PRECAUÇÕES NAS INTRODUÇÕES DO EXTERIOR

 

a) Ao pensar em introduzir algum novo acesso do exterior deve-se consultar, com antecedência, as autoridades da Defesa Sanitária Vegetal sobre as exigências legais para a introdução;

b) Contactar, com antecedência, a Embrapa Recursos Genéticos e Biotecnologia sobre a possibilidade de efetuarem a quarentena, consultando sobre a inexistência do germoplasma no País;

c) Ao solicitar um material deve-se procurar introduzir somente o essencial para a pesquisa ou para um início de cultura, e em caso de banco de germoplasma introduzir paulatinamente os acessos;

d) Preferir a introdução de germoplasma, de regiões reconhecidamente isentas de pragas indesejáveis;

e) No intercâmbio dar preferência para a introdução de germoplasma na forma de cultura "in vitro" ou sementes;

 

INFRA-ESTRUTURA DE UM QUARENTENÁRIO

 

Para se garantir a sanidade do germoplasma introduzido nos Jardins Botânicos, torna-se necessária a construção de pequenos quarentenários com as seguintes características sugeridas:

Anexo ao quarentenário deve existir uma sala preparada para a recepção e abertura de volumes. A sala deve ser asséptica e telada afim de se evitar a contaminação ou o escape de possíveis pragas. Recomenda-se contar com um estéreo-microscópio para o exame, uma geladeira frost-free e uma geladeira comum para o armazenamento, forno mufla e autoclave para destruição de embalagens e partes vegetativas contaminadas.

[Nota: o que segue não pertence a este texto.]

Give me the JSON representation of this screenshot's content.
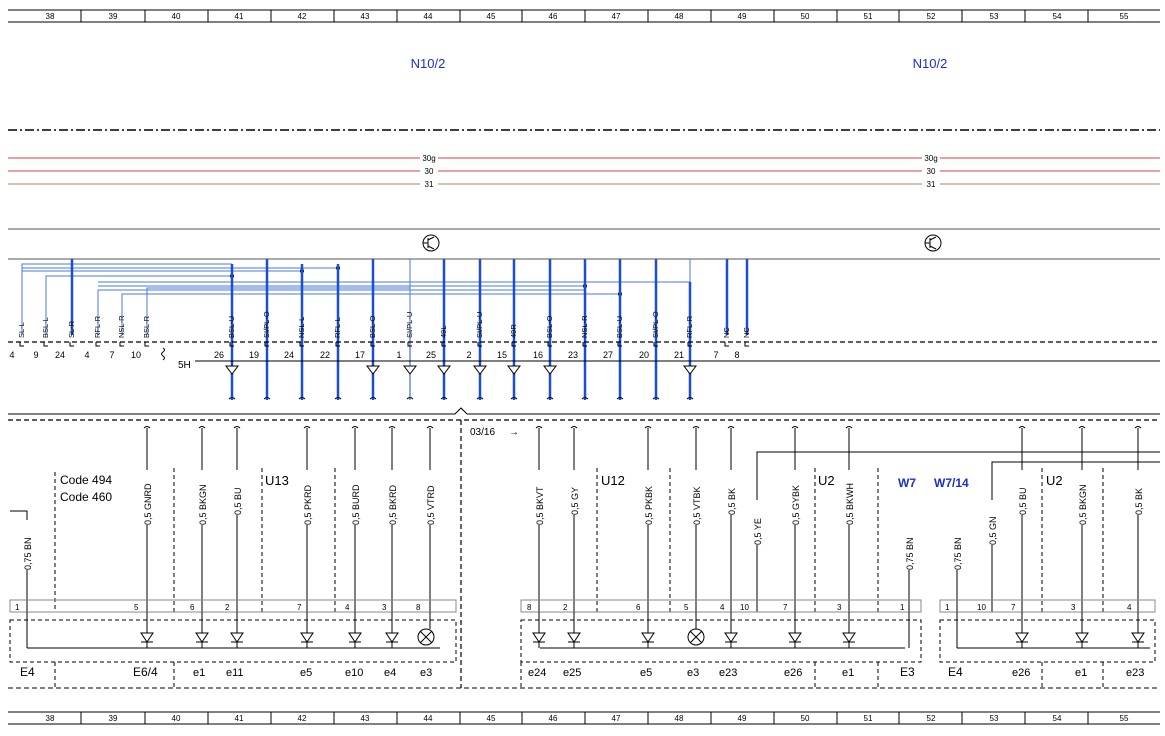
{
  "ruler": {
    "columns": [
      "38",
      "39",
      "40",
      "41",
      "42",
      "43",
      "44",
      "45",
      "46",
      "47",
      "48",
      "49",
      "50",
      "51",
      "52",
      "53",
      "54",
      "55"
    ]
  },
  "modules": {
    "left": "N10/2",
    "right": "N10/2"
  },
  "bus": {
    "labels_left": [
      "30g",
      "30",
      "31"
    ],
    "labels_right": [
      "30g",
      "30",
      "31"
    ],
    "colors": [
      "#d24040",
      "#d24040",
      "#b08060"
    ]
  },
  "connector": {
    "signals": [
      "SL-L",
      "BSL-L",
      "SL-R",
      "RFL-R",
      "NSL-R",
      "BSL-R",
      "BSL-U",
      "SI/PL-O",
      "NSL-L",
      "RFL-L",
      "BSL-O",
      "SI/PL-U",
      "49L",
      "SI/PL-U",
      "49R",
      "BSL-O",
      "NSL-R",
      "BSL-U",
      "SI/PL-O",
      "RFL-R",
      "NC",
      "NC"
    ],
    "pins": [
      "4",
      "9",
      "24",
      "4",
      "7",
      "10",
      "26",
      "19",
      "24",
      "22",
      "17",
      "1",
      "25",
      "2",
      "15",
      "16",
      "23",
      "27",
      "20",
      "21",
      "7",
      "8"
    ],
    "name": "5H",
    "page_ref": "03/16",
    "page_ref_arrow": "→"
  },
  "groups": {
    "code_lines": [
      "Code 494",
      "Code 460"
    ],
    "u13": "U13",
    "u12": "U12",
    "u2_a": "U2",
    "u2_b": "U2",
    "w7": "W7",
    "w7_14": "W7/14"
  },
  "wires": [
    "0,75 BN",
    "0,5 GNRD",
    "0,5 BKGN",
    "0,5 BU",
    "0,5 PKRD",
    "0,5 BURD",
    "0,5 BKRD",
    "0,5 VTRD",
    "0,5 BKVT",
    "0,5 GY",
    "0,5 PKBK",
    "0,5 VTBK",
    "0,5 BK",
    "0,5 YE",
    "0,5 GYBK",
    "0,5 BKWH",
    "0,75 BN",
    "0,75 BN",
    "0,5 GN",
    "0,5 BU",
    "0,5 BKGN",
    "0,5 BK"
  ],
  "lamp_pins": [
    "1",
    "5",
    "6",
    "2",
    "7",
    "4",
    "3",
    "8",
    "8",
    "2",
    "6",
    "5",
    "4",
    "10",
    "7",
    "3",
    "1",
    "1",
    "10",
    "7",
    "3",
    "4"
  ],
  "components": [
    "E4",
    "E6/4",
    "e1",
    "e11",
    "e5",
    "e10",
    "e4",
    "e3",
    "e24",
    "e25",
    "e5",
    "e3",
    "e23",
    "e26",
    "e1",
    "E3",
    "E4",
    "e26",
    "e1",
    "e23"
  ],
  "colors": {
    "blue_wire": "#1a4fd0",
    "thin_blue": "#4a78e0",
    "label_blue": "#1a2fd0",
    "black": "#000000"
  }
}
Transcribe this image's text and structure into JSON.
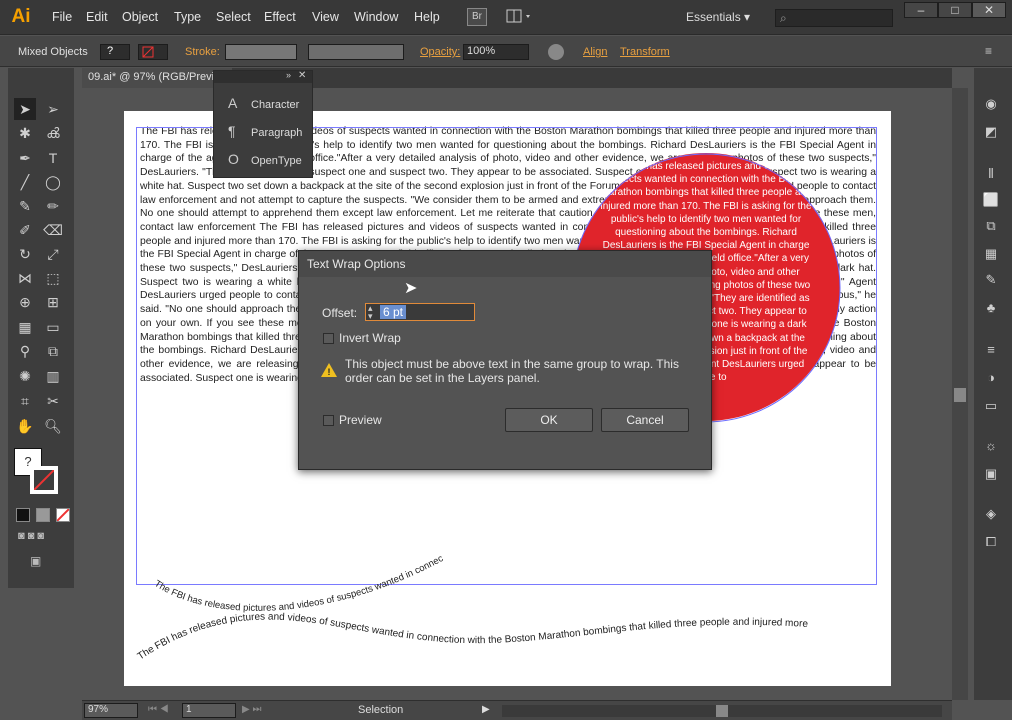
{
  "app": {
    "logo": "Ai"
  },
  "menu": [
    "File",
    "Edit",
    "Object",
    "Type",
    "Select",
    "Effect",
    "View",
    "Window",
    "Help"
  ],
  "topbar": {
    "bridge": "Br",
    "workspace": "Essentials",
    "search_placeholder": ""
  },
  "control": {
    "selection": "Mixed Objects",
    "stroke_label": "Stroke:",
    "opacity_label": "Opacity:",
    "opacity_value": "100%",
    "align": "Align",
    "transform": "Transform",
    "fill_unknown": "?"
  },
  "document": {
    "tab": "09.ai* @ 97% (RGB/Previ"
  },
  "char_panel": {
    "items": [
      "Character",
      "Paragraph",
      "OpenType"
    ],
    "glyphs": [
      "A",
      "¶",
      "O"
    ]
  },
  "body_text": "The FBI has released pictures and videos of suspects wanted in connection with the Boston Marathon bombings that killed three people and injured more than 170. The FBI is asking for the public's help to identify two men wanted for questioning about the bombings. Richard DesLauriers is the FBI Special Agent in charge of the agency's Boston field office.\"After a very detailed analysis of photo, video and other evidence, we are releasing photos of these two suspects,\" DesLauriers. \"They are identified as suspect one and suspect two. They appear to be associated. Suspect one is wearing a dark hat. Suspect two is wearing a white hat. Suspect two set down a backpack at the site of the second explosion just in front of the Forum restaurant.\" Agent DesLauriers urged people to contact law enforcement and not attempt to capture the suspects. \"We consider them to be armed and extremely dangerous,\" he said. \"No one should approach them. No one should attempt to apprehend them except law enforcement. Let me reiterate that caution. Do not take any action on your own. If you see these men, contact law enforcement The FBI has released pictures and videos of suspects wanted in connection with the Boston Marathon bombings that killed three people and injured more than 170. The FBI is asking for the public's help to identify two men wanted for questioning about the bombings. Richard DesLauriers is the FBI Special Agent in charge of the agency's Boston field office.\"After a very detailed analysis of photo, video and other evidence, we are releasing photos of these two suspects,\" DesLauriers. \"They are identified as suspect one and suspect two. They appear to be associated. Suspect one is wearing a dark hat. Suspect two is wearing a white hat. Suspect two set down a backpack at the site of the second explosion just in front of the Forum restaurant.\" Agent DesLauriers urged people to contact law enforcement and not attempt to capture the suspects. \"We consider them to be armed and extremely dangerous,\" he said. \"No one should approach them. No one should attempt to apprehend them except law enforcement. Let me reiterate that caution. Do not take any action on your own. If you see these men, contact law enforcement The FBI has released pictures and videos of suspects wanted in connection with the Boston Marathon bombings that killed three people and injured more than 170. The FBI is asking for the public's help to identify two men wanted for questioning about the bombings. Richard DesLauriers is the FBI Special Agent in charge of the agency's Boston field office.\"After a very detailed analysis of photo, video and other evidence, we are releasing photos of these two suspects,\" DesLauriers. \"They are identified as suspect one and suspect two. They appear to be associated. Suspect one is wearing a dark hat. Suspect two is wearing a white hat. Suspect two se",
  "circle_text": "The FBI has released pictures and videos of suspects wanted in connection with the Boston Marathon bombings that killed three people and injured more than 170. The FBI is asking for the public's help to identify two men wanted for questioning about the bombings. Richard DesLauriers is the FBI Special Agent in charge of the agency's Boston field office.\"After a very detailed analysis of photo, video and other evidence, we are releasing photos of these two suspects,\" DesLauriers. \"They are identified as suspect one and suspect two. They appear to be associated. Suspect one is wearing a dark hat. Suspect two set down a backpack at the site of the second explosion just in front of the Forum restaurant.\" Agent DesLauriers urged people to",
  "path_text_wave": "The FBI has released pictures and videos of suspects wanted in connection with the Boston Marathon bombings that killed three people and injured more",
  "path_text_arc": "The FBI has released pictures and videos of suspects wanted in connection with the Boston Marathon bombings that killed",
  "dialog": {
    "title": "Text Wrap Options",
    "offset_label": "Offset:",
    "offset_value": "6 pt",
    "invert_label": "Invert Wrap",
    "warning": "This object must be above text in the same group to wrap. This order can be set in the Layers panel.",
    "preview_label": "Preview",
    "ok": "OK",
    "cancel": "Cancel"
  },
  "status": {
    "zoom": "97%",
    "page": "1",
    "tool": "Selection"
  },
  "colors": {
    "accent": "#e8a040",
    "wrap_red": "#e0242b",
    "ai_orange": "#f5a000"
  }
}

Todo equipamento utilizado no quarentenário não deve ser utilizado para outros fins sem ser esterilizado, devendo possuir vestimentas próprias para adentrar ao mesmo.

A casa de vegetação deve ser construída de maneira que seja de trânsito exclusivo para os responsáveis, devendo possuir estrutura com vidros e telas a prova de insetos, podendo ser rodeada externamente por uma canaleta d’água (destinada a evitar a entrada de insetos rasteiros). Suas portas, tanto internas como externas, podem ser vedadas com borracha e todas as janelas cobertas com tela de 40 malhas/pol2. Internamente pode ser subdividida em várias salas, separadas entre si por vidros e alvenaria; as janelas de ventilação devem ser totalmente teladas e com alavanca de abertura externa à casa de vegetação; o piso deve ser totalmente cimentado, contendo ralos que conduzam a água excedente para um poço profundo, tampado com laje de concreto.

O quarentenário também pode ser dotado de dependências complementares como vestíbulo, banheiros e depósito.

Deve possuir antecâmara de acesso ao corredor para as salas de quarentena;

Externamente ao quarentenário poderá existir o local para o depósito e tratamento de terra, areia e adubo, e uma cerca para dificultar o acesso de pessoas estranhas.

Todas as dependências podem ser contíguas à casa de vegetação, de modo que em sendo um só bloco, facilita o controle e reduz o trânsito com o germoplasma.

O local deve ser planejado afim de permitir fácil acesso aos pesquisadores e técnicos responsáveis.

 

Vista frontal do Complexo Quarentenário do IAC Homenagem ao
Dr. Emílio Bruno Germek (2006)


LITERATURA CONSULTADA

 

BRANCO, M.C. & REIFSCHNEIDER, F.J.B. Índice de patógenos de sementes de hortaliças não detectados no Brasil. Brasília, EMBRAPA-CNP Hortaliças, 1989. 19p. (Documento 3).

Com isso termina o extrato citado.